In his book, Jonathan Powell, the Tony Blair aide who helped negotiate the Northern Irish power-sharing agreement observes of Blair and himself, ‘we were of a younger generation and the war against Irish terrorism was not our war’.
The Financial Times this week says it's important to appreciate that many in the British government see this experience as a model for future dealings with radical Muslim groups in the Middle East and inside Europe. And they will be pushing that model on a President Obama - very hard and probably very successfully.
The change of administration in Washington will give the US and its friends a chance to reflect and recalibrate. The starting point is to stop talking about a war.

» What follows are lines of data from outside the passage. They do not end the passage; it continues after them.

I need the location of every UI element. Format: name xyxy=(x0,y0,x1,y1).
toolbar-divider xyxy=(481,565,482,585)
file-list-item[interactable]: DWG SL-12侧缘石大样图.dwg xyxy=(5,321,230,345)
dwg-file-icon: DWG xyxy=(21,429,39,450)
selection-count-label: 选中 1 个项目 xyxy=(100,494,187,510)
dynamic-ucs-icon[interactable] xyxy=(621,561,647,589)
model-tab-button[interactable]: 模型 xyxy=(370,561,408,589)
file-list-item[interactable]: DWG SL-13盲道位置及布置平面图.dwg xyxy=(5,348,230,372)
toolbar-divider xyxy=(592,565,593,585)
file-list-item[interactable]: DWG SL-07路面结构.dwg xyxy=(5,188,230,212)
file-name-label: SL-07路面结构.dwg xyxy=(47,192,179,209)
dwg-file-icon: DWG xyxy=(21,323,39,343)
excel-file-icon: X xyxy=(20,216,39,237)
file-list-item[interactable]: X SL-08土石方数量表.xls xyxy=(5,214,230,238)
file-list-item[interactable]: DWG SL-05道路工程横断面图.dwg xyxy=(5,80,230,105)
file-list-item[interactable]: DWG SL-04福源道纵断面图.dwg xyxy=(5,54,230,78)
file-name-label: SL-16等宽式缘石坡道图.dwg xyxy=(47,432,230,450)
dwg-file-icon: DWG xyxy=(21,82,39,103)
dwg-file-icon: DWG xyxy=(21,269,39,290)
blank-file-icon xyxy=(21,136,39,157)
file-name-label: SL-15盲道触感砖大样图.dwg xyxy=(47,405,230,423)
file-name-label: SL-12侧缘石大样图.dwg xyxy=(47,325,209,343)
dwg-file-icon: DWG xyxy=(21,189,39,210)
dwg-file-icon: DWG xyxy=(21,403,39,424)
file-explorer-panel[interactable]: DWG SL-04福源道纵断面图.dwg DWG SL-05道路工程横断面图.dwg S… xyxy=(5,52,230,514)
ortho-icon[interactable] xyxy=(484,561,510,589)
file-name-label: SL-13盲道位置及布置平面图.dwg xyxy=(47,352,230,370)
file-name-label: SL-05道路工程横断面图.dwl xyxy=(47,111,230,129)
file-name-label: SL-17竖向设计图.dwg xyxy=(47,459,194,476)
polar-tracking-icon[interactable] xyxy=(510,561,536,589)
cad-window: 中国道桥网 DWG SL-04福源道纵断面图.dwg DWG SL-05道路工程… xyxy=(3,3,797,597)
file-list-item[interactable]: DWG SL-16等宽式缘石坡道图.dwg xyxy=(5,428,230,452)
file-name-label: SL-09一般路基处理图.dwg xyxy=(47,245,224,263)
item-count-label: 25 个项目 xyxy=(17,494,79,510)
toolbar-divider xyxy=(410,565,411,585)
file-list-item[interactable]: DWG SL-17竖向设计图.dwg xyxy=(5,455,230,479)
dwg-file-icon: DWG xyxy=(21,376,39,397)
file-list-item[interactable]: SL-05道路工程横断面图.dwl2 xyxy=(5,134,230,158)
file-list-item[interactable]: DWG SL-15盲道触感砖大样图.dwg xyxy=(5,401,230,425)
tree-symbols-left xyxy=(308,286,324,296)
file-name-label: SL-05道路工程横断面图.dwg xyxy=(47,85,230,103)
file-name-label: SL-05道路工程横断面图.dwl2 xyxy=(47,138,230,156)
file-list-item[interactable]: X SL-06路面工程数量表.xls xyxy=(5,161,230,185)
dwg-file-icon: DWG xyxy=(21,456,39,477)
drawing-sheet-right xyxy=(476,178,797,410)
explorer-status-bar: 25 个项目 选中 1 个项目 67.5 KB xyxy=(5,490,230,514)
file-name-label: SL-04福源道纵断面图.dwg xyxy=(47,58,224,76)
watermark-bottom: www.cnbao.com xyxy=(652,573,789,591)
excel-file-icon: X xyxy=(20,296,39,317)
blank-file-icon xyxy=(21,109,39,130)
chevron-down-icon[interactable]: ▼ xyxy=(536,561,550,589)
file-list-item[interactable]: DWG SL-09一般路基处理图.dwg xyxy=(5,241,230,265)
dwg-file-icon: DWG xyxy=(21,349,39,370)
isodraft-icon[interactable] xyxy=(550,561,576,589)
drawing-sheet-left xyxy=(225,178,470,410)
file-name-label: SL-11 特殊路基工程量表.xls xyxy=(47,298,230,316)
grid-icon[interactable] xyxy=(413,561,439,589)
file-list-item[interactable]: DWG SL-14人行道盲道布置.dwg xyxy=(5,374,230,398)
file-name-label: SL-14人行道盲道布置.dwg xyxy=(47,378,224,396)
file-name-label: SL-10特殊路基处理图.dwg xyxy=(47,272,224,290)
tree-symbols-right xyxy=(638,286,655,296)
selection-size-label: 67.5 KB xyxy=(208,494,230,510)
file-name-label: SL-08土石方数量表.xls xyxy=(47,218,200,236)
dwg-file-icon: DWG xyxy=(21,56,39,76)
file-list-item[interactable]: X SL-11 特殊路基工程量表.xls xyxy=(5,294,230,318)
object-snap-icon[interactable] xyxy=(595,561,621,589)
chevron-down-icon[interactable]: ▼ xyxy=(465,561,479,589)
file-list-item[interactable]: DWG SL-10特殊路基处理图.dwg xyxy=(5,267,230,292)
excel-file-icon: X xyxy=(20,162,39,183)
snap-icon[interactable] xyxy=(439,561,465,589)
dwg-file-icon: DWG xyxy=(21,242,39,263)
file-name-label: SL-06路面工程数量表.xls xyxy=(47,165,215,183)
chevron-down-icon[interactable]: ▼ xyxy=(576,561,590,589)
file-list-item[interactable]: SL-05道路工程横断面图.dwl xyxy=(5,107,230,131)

Eventual success in Northern Ireland flowed from a strategy of “never letting the talking stop”. There is a moral to be drawn here for the US administration’s stop-go efforts to broker peace between Israelis and Palestinians. ...
Mr Blair [and Mr. Bush] sometimes spoke in ... Manichean terms [about Islamic terrorism] , evoking a global ideological struggle that could be with us for generations. The effect has been to impose a homogeneity on armed groups in the Islamic world that defies the realities of their very different aims and methods. ... In real life, there is a lot more light and shade. Not all Muslims – even among those prepared to use violence in pursuit of their cause – think alike. ..
A mindset that lumps together Hizbollah with al-Qaeda, Hamas with Iraq’s Shia militia or Kurdish separatists with the Taliban under the rubric of a single struggle is one that does al-Qaeda’s bidding. It excludes recognition of genuine grievances, ignores the impact of western policy and rules out any prospect of some extremists being won over to politics.